O Conselho Supremo de Segurança Nacional do Irã declarou oficialmente que Israel e os Estados Unidos são os principais responsáveis pela intensificação dos protestos que tomam diversas cidades iranianas desde dezembro de 2025. As autoridades afirmam que grupos estrangeiros estariam se aproveitando das mobilizações inicialmente motivadas por dificuldades econômicas para “desestabilizar” o país.

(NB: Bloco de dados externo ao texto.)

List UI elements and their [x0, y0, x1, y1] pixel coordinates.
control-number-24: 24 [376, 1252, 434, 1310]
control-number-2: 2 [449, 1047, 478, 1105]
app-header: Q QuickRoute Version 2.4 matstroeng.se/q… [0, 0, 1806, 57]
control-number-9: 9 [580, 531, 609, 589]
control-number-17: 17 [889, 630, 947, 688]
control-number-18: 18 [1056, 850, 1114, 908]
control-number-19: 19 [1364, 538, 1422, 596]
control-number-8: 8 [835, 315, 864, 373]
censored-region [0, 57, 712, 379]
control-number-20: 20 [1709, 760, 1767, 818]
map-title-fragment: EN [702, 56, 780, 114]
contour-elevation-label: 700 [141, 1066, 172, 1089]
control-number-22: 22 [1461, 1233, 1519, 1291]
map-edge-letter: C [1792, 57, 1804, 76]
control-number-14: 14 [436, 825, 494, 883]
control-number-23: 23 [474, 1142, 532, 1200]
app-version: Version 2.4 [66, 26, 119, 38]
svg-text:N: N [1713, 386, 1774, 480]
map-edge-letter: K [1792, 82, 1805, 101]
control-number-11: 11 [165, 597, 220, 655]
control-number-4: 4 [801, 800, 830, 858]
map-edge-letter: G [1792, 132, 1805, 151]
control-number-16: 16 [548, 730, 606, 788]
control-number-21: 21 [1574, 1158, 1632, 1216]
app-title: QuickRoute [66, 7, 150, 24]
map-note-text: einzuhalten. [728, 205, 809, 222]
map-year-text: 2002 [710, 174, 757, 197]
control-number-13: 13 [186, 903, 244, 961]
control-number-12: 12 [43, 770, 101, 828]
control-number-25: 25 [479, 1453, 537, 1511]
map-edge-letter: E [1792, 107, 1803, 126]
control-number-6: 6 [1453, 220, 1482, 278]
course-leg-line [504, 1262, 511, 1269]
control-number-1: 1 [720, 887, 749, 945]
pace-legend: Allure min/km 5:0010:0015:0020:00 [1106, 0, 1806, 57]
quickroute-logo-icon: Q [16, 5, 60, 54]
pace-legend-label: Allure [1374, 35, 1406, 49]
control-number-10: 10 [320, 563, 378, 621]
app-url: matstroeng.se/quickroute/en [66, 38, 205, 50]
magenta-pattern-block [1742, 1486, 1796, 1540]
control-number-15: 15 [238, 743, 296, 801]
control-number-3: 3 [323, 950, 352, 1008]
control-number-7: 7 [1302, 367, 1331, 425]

Em comunicado citado pela agência estatal de notícias, o governo iraniano alegou que, embora os protestos tenham começado por causa de problemas como a inflação e o enfraquecimento da moeda local, atores externos aproveitaram o descontentamento popular para tentar “minar a vida do povo iraniano”. A declaração também mencionou apoio que, segundo o Irã, teria sido incentivado pelos Estados Unidos.
O texto oficial afirma que as agências de aplicação da lei e o sistema judiciário estão empenhados em neutralizar o que o governo chamou de ameaças internas ligadas a planos estrangeiros, prometendo não demonstrar clemência contra “elementos subversivos”. O governo sustenta que, com o apoio de um “povo orgulhoso e firme”, todas as tentativas de desestabilização serão frustradas.
A posição do Irã ocorre em meio aos protestos, que já levaram a um bloqueio praticamente total da internet no país e confrontos entre manifestantes e forças de segurança. Líderes iranianos, incluindo o aiatolá Ali Khamenei, reiteraram em discursos públicos que as manifestações são fomentadas por inimigos estrangeiros e não apenas por queixas econômicas, enfatizando a necessidade de unidade nacional para enfrentar as pressões externas e preservar a estabilidade do Estado.